Canelones, Uruguay
Paso de La Paloma (frecuentemente denominado también Paso La Paloma) es un paraje rural e histórico del departamento de Canelones, ubicado exactamente en el entorno del empalme entre la Ruta 11 (km 115) y la Ruta 32 (km 46).
Se sitúa de manera estratégica en el corazón productivo de la región «canaria», unos kilómetros al este de la capital departamental (Canelones) y al oeste de Santa Rosa, sirviendo de nexo entre las áreas de producción hortícola y vitivinícola de Canelón Chico, Villa Arejo y las rutas del corredor internacional.
Ubicación y Conectividad
La localidad está estructurada en base a la intersección vial de dos carreteras nacionales con dinámicas muy distintas:
La Ruta 11 (corredor primario/internacional): Actúa como el gran eje este-oeste que conecta San José y Canelones con el área de la Ruta Interbalnearia y Atlántida. El cruce exacto en Paso de La Paloma se ubica en el kilómetro 115.

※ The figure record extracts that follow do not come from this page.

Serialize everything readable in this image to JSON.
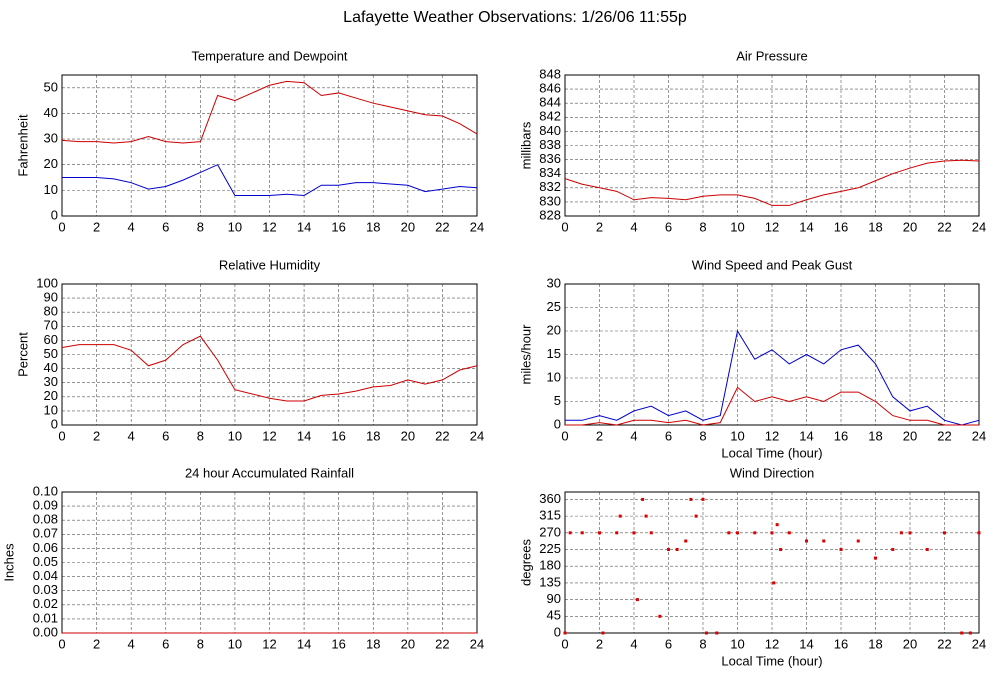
{
  "title": "Lafayette Weather Observations: 1/26/06 11:55p",
  "chart_data": [
    {
      "type": "line",
      "title": "Temperature and Dewpoint",
      "ylabel": "Fahrenheit",
      "x": [
        0,
        1,
        2,
        3,
        4,
        5,
        6,
        7,
        8,
        9,
        10,
        11,
        12,
        13,
        14,
        15,
        16,
        17,
        18,
        19,
        20,
        21,
        22,
        23,
        24
      ],
      "series": [
        {
          "color": "#cc0000",
          "values": [
            29.5,
            29,
            29,
            28.5,
            29,
            31,
            29,
            28.5,
            29,
            47,
            45,
            48,
            51,
            52.5,
            52,
            47,
            48,
            46,
            44,
            42.5,
            41,
            39.5,
            39,
            36,
            32
          ]
        },
        {
          "color": "#0000cc",
          "values": [
            15,
            15,
            15,
            14.5,
            13,
            10.5,
            11.5,
            14,
            17,
            20,
            8,
            8,
            8,
            8.5,
            8,
            12,
            12,
            13,
            13,
            12.5,
            12,
            9.5,
            10.5,
            11.5,
            11
          ]
        }
      ],
      "xlim": [
        0,
        24
      ],
      "xticks": [
        0,
        2,
        4,
        6,
        8,
        10,
        12,
        14,
        16,
        18,
        20,
        22,
        24
      ],
      "ylim": [
        0,
        55
      ],
      "yticks": [
        0,
        10,
        20,
        30,
        40,
        50
      ],
      "grid": true
    },
    {
      "type": "line",
      "title": "Air Pressure",
      "ylabel": "millibars",
      "x": [
        0,
        1,
        2,
        3,
        4,
        5,
        6,
        7,
        8,
        9,
        10,
        11,
        12,
        13,
        14,
        15,
        16,
        17,
        18,
        19,
        20,
        21,
        22,
        23,
        24
      ],
      "series": [
        {
          "color": "#cc0000",
          "values": [
            833.3,
            832.5,
            832,
            831.5,
            830.3,
            830.6,
            830.5,
            830.3,
            830.8,
            831,
            831,
            830.5,
            829.5,
            829.5,
            830.3,
            831,
            831.5,
            832,
            833,
            834,
            834.8,
            835.5,
            835.8,
            835.9,
            835.8
          ]
        }
      ],
      "xlim": [
        0,
        24
      ],
      "xticks": [
        0,
        2,
        4,
        6,
        8,
        10,
        12,
        14,
        16,
        18,
        20,
        22,
        24
      ],
      "ylim": [
        828,
        848
      ],
      "yticks": [
        828,
        830,
        832,
        834,
        836,
        838,
        840,
        842,
        844,
        846,
        848
      ],
      "grid": true
    },
    {
      "type": "line",
      "title": "Relative Humidity",
      "ylabel": "Percent",
      "x": [
        0,
        1,
        2,
        3,
        4,
        5,
        6,
        7,
        8,
        9,
        10,
        11,
        12,
        13,
        14,
        15,
        16,
        17,
        18,
        19,
        20,
        21,
        22,
        23,
        24
      ],
      "series": [
        {
          "color": "#cc0000",
          "values": [
            55,
            57,
            57,
            57,
            53,
            42,
            46,
            57,
            63,
            46,
            25,
            22,
            19,
            17,
            17,
            21,
            22,
            24,
            27,
            28,
            32,
            29,
            32,
            39,
            42
          ]
        }
      ],
      "xlim": [
        0,
        24
      ],
      "xticks": [
        0,
        2,
        4,
        6,
        8,
        10,
        12,
        14,
        16,
        18,
        20,
        22,
        24
      ],
      "ylim": [
        0,
        100
      ],
      "yticks": [
        0,
        10,
        20,
        30,
        40,
        50,
        60,
        70,
        80,
        90,
        100
      ],
      "grid": true
    },
    {
      "type": "line",
      "title": "Wind Speed and Peak Gust",
      "ylabel": "miles/hour",
      "xlabel": "Local Time (hour)",
      "x": [
        0,
        1,
        2,
        3,
        4,
        5,
        6,
        7,
        8,
        9,
        10,
        11,
        12,
        13,
        14,
        15,
        16,
        17,
        18,
        19,
        20,
        21,
        22,
        23,
        24
      ],
      "series": [
        {
          "color": "#0000cc",
          "values": [
            1,
            1,
            2,
            1,
            3,
            4,
            2,
            3,
            1,
            2,
            20,
            14,
            16,
            13,
            15,
            13,
            16,
            17,
            13,
            6,
            3,
            4,
            1,
            0,
            1
          ]
        },
        {
          "color": "#cc0000",
          "values": [
            0,
            0,
            0.5,
            0,
            1,
            1,
            0.5,
            1,
            0,
            0.5,
            8,
            5,
            6,
            5,
            6,
            5,
            7,
            7,
            5,
            2,
            1,
            1,
            0,
            0,
            0
          ]
        }
      ],
      "xlim": [
        0,
        24
      ],
      "xticks": [
        0,
        2,
        4,
        6,
        8,
        10,
        12,
        14,
        16,
        18,
        20,
        22,
        24
      ],
      "ylim": [
        0,
        30
      ],
      "yticks": [
        0,
        5,
        10,
        15,
        20,
        25,
        30
      ],
      "grid": true
    },
    {
      "type": "line",
      "title": "24 hour Accumulated Rainfall",
      "ylabel": "Inches",
      "x": [
        0,
        1,
        2,
        3,
        4,
        5,
        6,
        7,
        8,
        9,
        10,
        11,
        12,
        13,
        14,
        15,
        16,
        17,
        18,
        19,
        20,
        21,
        22,
        23,
        24
      ],
      "series": [
        {
          "color": "#cc0000",
          "values": [
            0,
            0,
            0,
            0,
            0,
            0,
            0,
            0,
            0,
            0,
            0,
            0,
            0,
            0,
            0,
            0,
            0,
            0,
            0,
            0,
            0,
            0,
            0,
            0,
            0
          ]
        }
      ],
      "xlim": [
        0,
        24
      ],
      "xticks": [
        0,
        2,
        4,
        6,
        8,
        10,
        12,
        14,
        16,
        18,
        20,
        22,
        24
      ],
      "ylim": [
        0,
        0.1
      ],
      "yticks": [
        {
          "value": 0,
          "label": "0.00"
        },
        0.01,
        0.02,
        0.03,
        0.04,
        0.05,
        0.06,
        0.07,
        0.08,
        0.09,
        {
          "value": 0.1,
          "label": "0.10"
        }
      ],
      "grid": true
    },
    {
      "type": "scatter",
      "title": "Wind Direction",
      "ylabel": "degrees",
      "xlabel": "Local Time (hour)",
      "x": [
        0,
        0.3,
        1,
        2,
        2.2,
        3,
        3.2,
        4,
        4.2,
        4.5,
        4.7,
        5,
        5.5,
        6,
        6.5,
        7,
        7.3,
        7.6,
        8,
        8.2,
        8.8,
        9.5,
        10,
        11,
        12,
        12.1,
        12.3,
        12.5,
        13,
        14,
        15,
        16,
        17,
        18,
        19,
        19.5,
        20,
        21,
        22,
        23,
        23.5,
        24
      ],
      "series": [
        {
          "color": "#dd0000",
          "values": [
            0,
            270,
            270,
            270,
            0,
            270,
            315,
            270,
            90,
            360,
            315,
            270,
            45,
            225,
            225,
            248,
            360,
            315,
            360,
            0,
            0,
            270,
            270,
            270,
            270,
            135,
            292,
            225,
            270,
            248,
            248,
            225,
            248,
            202,
            225,
            270,
            270,
            225,
            270,
            0,
            0,
            270
          ]
        }
      ],
      "xlim": [
        0,
        24
      ],
      "xticks": [
        0,
        2,
        4,
        6,
        8,
        10,
        12,
        14,
        16,
        18,
        20,
        22,
        24
      ],
      "ylim": [
        0,
        380
      ],
      "yticks": [
        0,
        45,
        90,
        135,
        180,
        225,
        270,
        315,
        360
      ],
      "grid": true
    }
  ]
}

La Ruta 32 (red terciaria): Corre con una orientación norte-sur. Nace en el límite departamental con Montevideo (continuación de la Avenida Don Pedro de Mendoza) y finaliza de manera exacta en su kilómetro 46 al entroncar con la Ruta 11 en este paraje.

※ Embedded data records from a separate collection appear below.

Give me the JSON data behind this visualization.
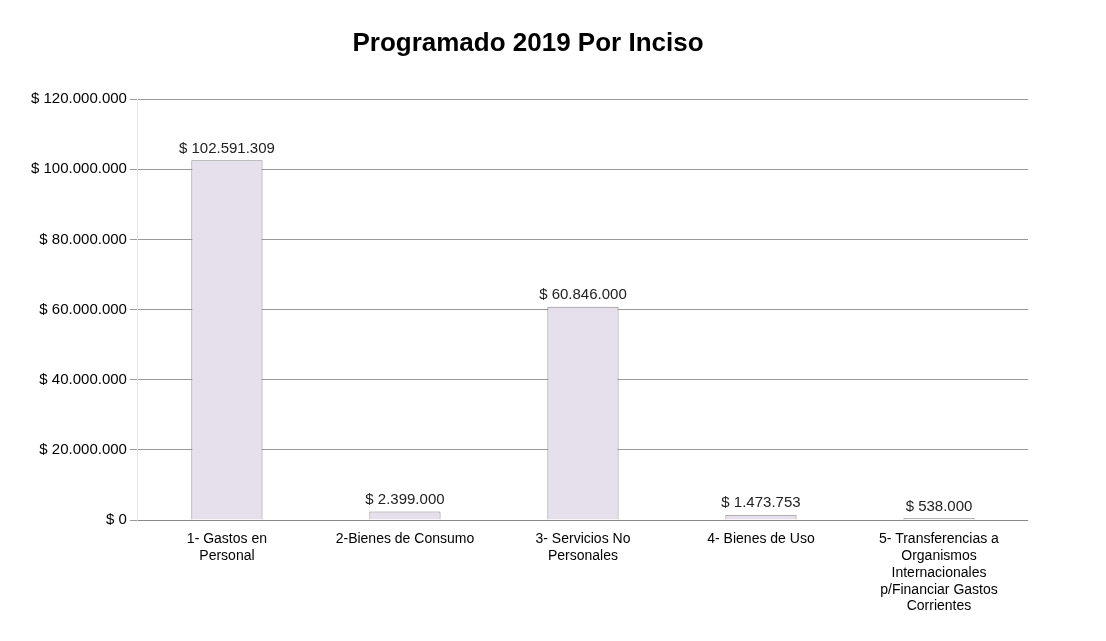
{
  "chart_data": {
    "type": "bar",
    "title": "Programado 2019 Por Inciso",
    "categories": [
      "1- Gastos en Personal",
      "2-Bienes de Consumo",
      "3- Servicios No Personales",
      "4- Bienes de Uso",
      "5- Transferencias a Organismos Internacionales p/Financiar Gastos Corrientes"
    ],
    "values": [
      102591309,
      2399000,
      60846000,
      1473753,
      538000
    ],
    "value_labels": [
      "$ 102.591.309",
      "$ 2.399.000",
      "$ 60.846.000",
      "$ 1.473.753",
      "$ 538.000"
    ],
    "color": "#e6e0ec",
    "ylim": [
      0,
      120000000
    ],
    "yticks": [
      {
        "value": 0,
        "label": "$ 0"
      },
      {
        "value": 20000000,
        "label": "$ 20.000.000"
      },
      {
        "value": 40000000,
        "label": "$ 40.000.000"
      },
      {
        "value": 60000000,
        "label": "$ 60.000.000"
      },
      {
        "value": 80000000,
        "label": "$ 80.000.000"
      },
      {
        "value": 100000000,
        "label": "$ 100.000.000"
      },
      {
        "value": 120000000,
        "label": "$ 120.000.000"
      }
    ],
    "grid": "y",
    "legend": false
  }
}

Características de la Zona.
El paisaje e identidad de Paso de La Paloma están fuertemente condicionados por la vida rural y la actividad granjera de Canelones:
Geografía e Infraestructura: Es un área de población dispersa y semi-concentrada en los márgenes de las rutas. Históricamente, el nombre evoca un antiguo paso en la zona (vinculado a cursos de agua menores o cañadas tributarias del Arroyo Canelón Grande), sirviendo como punto de referencia geográfico y de detención en las viejas rutas de carretas y diligencias.
Entorno Productivo: El paraje está rodeado por chacras dedicadas a la producción de hortalizas, frutales y, especialmente, viñedos familiares. Al conectar directamente con la zona de Canelón Chico por la Ruta 32, forma parte de una de las regiones con mayor densidad de bodegas artesanales del país.
Dinámica Local: Su rol actual es principalmente residencial de perfil rural y de servicios de conectividad. Al no poseer un tejido urbano densamente consolidado ni instituciones deportivas profesionales propias, la vida comunitaria y de abastecimiento pesado se apoya estrechamente en los centros urbanos vecinos como las ciudades de Canelones, Santa Rosa o el eje metropolitano de Progreso.
Su población ronda los 200 habitantes.